The methods of hemostasis used for liver injuries were evaluated prospectively in 637 patients treated at Detroit General Hospital during a 5-year period. Variables evaluated included severity of injury, presence or absence of bleeding, and methods of hemostasis, The liver injury was either not bleeding or was controlled by temporary pack compression during laparotomy in 325 patients: none of these patients, including the 284 in whom no hemostatic procedure was used, rebled postoperatively. Active bleeding at laparotomy was directly related to the severity of liver injury, and required some hemostatic procedure in 312 patients.
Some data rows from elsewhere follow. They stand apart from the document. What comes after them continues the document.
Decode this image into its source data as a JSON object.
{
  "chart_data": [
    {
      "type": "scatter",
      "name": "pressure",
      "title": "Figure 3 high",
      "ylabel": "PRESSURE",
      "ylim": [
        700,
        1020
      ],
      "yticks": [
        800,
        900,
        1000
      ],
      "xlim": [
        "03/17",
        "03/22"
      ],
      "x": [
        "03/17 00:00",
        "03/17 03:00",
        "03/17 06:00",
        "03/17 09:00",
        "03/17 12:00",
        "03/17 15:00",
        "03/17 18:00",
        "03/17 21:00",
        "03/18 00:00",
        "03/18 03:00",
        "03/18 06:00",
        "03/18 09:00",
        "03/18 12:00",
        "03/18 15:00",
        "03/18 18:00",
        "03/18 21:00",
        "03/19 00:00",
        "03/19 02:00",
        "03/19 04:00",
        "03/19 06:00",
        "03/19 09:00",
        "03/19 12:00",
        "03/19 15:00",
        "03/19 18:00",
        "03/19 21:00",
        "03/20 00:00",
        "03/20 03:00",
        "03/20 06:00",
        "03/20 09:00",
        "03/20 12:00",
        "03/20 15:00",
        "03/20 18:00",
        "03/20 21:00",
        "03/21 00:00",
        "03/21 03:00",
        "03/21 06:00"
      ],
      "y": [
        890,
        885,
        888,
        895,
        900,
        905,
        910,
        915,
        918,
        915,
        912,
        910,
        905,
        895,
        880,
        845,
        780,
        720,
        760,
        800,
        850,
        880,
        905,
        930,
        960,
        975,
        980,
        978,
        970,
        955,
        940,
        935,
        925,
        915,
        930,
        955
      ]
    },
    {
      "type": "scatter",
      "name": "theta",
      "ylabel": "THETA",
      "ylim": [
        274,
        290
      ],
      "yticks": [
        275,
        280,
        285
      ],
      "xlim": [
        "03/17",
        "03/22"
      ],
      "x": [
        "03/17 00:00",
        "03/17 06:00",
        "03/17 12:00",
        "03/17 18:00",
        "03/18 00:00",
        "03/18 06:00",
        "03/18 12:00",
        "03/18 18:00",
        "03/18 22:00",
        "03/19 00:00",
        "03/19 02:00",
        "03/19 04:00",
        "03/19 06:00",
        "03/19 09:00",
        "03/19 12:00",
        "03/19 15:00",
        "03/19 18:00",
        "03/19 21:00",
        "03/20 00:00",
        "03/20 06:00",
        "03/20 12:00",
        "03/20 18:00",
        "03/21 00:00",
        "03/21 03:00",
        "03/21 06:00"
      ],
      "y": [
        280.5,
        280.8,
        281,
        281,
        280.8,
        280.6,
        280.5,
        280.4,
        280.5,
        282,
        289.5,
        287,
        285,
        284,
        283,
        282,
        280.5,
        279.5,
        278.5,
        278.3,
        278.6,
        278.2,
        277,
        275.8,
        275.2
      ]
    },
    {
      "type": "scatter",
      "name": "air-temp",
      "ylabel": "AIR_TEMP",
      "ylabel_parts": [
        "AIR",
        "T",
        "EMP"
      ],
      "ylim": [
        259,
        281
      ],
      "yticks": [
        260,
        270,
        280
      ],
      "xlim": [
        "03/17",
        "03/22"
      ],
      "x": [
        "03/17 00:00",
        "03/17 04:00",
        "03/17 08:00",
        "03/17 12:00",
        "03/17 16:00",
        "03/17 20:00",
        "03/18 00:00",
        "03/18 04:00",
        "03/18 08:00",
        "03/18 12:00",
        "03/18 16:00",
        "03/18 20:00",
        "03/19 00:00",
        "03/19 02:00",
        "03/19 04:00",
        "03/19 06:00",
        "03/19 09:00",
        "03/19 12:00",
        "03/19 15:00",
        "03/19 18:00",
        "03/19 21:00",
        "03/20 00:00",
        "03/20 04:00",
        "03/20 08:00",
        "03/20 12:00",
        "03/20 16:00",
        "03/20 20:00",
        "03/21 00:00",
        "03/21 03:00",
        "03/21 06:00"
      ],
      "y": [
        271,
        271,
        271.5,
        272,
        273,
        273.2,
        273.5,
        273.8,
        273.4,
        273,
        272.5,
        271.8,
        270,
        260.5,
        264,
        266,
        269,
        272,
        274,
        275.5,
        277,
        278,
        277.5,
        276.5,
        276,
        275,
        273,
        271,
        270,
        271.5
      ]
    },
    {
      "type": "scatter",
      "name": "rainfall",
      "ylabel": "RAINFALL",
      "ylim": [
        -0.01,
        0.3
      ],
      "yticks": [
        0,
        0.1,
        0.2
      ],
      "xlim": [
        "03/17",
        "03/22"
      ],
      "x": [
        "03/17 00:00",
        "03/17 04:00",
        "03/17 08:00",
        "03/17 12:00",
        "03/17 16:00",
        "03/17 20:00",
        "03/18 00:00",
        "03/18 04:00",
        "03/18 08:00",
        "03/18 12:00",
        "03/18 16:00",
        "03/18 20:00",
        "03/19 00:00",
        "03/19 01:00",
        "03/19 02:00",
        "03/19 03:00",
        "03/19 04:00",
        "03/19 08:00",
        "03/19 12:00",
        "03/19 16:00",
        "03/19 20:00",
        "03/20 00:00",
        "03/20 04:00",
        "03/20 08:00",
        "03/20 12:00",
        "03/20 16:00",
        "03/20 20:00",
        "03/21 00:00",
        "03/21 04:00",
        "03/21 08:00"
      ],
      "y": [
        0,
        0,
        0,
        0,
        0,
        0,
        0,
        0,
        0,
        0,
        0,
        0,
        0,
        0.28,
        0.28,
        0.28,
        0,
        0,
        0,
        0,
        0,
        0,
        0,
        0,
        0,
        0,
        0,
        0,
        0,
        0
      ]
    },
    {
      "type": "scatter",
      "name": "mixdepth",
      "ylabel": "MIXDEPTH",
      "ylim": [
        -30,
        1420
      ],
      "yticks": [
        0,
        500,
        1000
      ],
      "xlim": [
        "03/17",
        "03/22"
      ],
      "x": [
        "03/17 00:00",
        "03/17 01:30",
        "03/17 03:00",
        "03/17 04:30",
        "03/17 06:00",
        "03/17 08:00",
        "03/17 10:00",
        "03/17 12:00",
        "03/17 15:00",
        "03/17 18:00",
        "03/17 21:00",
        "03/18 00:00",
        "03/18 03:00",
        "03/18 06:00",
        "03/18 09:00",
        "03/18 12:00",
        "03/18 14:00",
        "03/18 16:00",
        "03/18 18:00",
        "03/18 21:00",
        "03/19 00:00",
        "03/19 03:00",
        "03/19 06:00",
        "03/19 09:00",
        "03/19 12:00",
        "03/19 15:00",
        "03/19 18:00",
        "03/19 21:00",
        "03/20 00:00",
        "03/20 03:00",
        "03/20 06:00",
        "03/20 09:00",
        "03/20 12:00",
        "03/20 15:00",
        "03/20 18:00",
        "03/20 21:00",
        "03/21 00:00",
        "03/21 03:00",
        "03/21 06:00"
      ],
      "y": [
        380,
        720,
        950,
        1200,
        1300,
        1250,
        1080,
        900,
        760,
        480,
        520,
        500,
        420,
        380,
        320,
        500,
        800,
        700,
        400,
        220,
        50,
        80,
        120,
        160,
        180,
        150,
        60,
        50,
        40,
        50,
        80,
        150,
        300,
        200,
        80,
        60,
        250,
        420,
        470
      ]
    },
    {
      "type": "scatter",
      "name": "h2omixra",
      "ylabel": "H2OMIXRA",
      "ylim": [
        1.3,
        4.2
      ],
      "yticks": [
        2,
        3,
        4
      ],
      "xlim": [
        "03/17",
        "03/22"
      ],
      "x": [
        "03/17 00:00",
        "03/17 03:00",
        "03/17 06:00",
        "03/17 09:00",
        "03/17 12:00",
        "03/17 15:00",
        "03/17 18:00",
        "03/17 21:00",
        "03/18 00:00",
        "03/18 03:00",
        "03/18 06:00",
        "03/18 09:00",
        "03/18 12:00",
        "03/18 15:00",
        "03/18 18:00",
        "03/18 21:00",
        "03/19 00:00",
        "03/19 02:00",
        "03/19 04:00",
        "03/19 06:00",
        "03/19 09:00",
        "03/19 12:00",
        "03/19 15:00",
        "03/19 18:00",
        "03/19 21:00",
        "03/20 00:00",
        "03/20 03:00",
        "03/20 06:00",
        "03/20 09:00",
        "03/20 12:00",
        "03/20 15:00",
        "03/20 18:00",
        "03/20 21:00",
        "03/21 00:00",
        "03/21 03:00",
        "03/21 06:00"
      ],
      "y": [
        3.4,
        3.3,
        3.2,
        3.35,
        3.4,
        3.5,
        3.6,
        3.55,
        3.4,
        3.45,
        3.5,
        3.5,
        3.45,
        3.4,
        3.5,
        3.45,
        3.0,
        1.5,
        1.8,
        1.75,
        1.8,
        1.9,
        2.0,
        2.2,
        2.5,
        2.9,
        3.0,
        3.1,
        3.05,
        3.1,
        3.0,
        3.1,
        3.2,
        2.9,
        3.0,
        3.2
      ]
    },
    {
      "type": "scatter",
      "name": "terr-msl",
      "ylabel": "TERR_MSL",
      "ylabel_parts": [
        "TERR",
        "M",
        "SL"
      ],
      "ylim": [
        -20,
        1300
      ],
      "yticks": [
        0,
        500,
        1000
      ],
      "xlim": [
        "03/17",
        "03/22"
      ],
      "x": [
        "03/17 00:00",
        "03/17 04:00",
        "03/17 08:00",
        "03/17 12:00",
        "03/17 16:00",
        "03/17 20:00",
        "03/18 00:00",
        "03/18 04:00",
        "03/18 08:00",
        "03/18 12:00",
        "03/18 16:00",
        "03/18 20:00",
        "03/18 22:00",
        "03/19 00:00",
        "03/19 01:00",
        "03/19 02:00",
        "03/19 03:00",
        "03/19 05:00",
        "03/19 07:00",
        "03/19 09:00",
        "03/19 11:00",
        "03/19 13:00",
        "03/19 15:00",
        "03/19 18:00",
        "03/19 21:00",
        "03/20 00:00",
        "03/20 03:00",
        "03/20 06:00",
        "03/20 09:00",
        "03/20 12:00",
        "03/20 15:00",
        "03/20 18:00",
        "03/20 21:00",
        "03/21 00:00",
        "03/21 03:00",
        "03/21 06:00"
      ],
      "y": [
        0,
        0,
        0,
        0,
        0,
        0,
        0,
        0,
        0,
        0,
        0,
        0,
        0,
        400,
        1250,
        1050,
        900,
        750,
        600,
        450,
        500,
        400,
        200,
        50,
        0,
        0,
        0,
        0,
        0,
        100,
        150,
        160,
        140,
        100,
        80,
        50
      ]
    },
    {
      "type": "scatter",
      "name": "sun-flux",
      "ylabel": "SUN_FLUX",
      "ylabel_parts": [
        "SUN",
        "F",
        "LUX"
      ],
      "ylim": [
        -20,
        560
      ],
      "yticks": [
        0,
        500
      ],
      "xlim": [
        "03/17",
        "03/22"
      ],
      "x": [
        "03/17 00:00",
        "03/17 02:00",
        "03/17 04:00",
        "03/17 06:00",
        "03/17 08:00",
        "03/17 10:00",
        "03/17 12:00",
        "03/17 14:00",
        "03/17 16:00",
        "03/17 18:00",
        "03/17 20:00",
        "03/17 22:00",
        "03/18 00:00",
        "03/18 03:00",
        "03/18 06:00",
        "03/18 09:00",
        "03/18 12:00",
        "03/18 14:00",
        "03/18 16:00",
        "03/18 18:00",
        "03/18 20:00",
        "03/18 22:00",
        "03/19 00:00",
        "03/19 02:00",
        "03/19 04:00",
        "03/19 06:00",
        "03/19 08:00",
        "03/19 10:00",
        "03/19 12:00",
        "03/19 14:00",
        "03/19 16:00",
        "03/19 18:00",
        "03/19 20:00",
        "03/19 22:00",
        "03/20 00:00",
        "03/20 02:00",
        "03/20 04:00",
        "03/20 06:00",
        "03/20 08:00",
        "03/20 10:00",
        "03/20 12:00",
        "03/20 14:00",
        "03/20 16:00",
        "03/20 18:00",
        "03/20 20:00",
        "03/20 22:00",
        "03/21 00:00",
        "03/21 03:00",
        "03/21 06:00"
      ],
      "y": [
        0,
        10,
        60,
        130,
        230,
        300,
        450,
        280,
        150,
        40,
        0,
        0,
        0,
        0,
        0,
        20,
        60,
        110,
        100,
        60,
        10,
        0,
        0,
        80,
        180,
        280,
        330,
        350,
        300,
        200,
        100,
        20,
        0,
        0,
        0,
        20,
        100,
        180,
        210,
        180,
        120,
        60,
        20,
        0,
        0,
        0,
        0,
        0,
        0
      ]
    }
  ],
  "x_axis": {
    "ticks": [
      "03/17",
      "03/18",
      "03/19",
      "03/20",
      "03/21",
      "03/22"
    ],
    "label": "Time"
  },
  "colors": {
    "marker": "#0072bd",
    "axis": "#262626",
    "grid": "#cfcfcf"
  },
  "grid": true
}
The methods of hemostasis were liver sutures (244 patients), nonanatomic resection (30 patients), anatomic resection (21 patients), hepatic artery ligation (nine patients), hepatotomy with intraparenchymal vascular control (five patients), and temporary internal pack with later re-operation (three patients). Rebleeding occurred in eight of the 243 patients who survived (seven after liver sutures and one after nonanatomic resection) and four required re-operation for control of bleeding. Sixty-nine patients with active bleeding died. Death on the table in 38 patients was related primarily to uncontrolled bleeding from liver and major vessel injury. Postoperative rebleeding from the liver occurred in 14 of 31 patients who died after surgery: following initial control by liver sutures (seven patients); anatomic resection (four patients); and hepatic artery ligation (three patients). There was no apparent relationship between any hemostatic procedure and the subsequent appearance of the hepatic ischemia or parahepatic abscess. Based on this experience, the merits and detriments of individual hemostatic procedures are presented.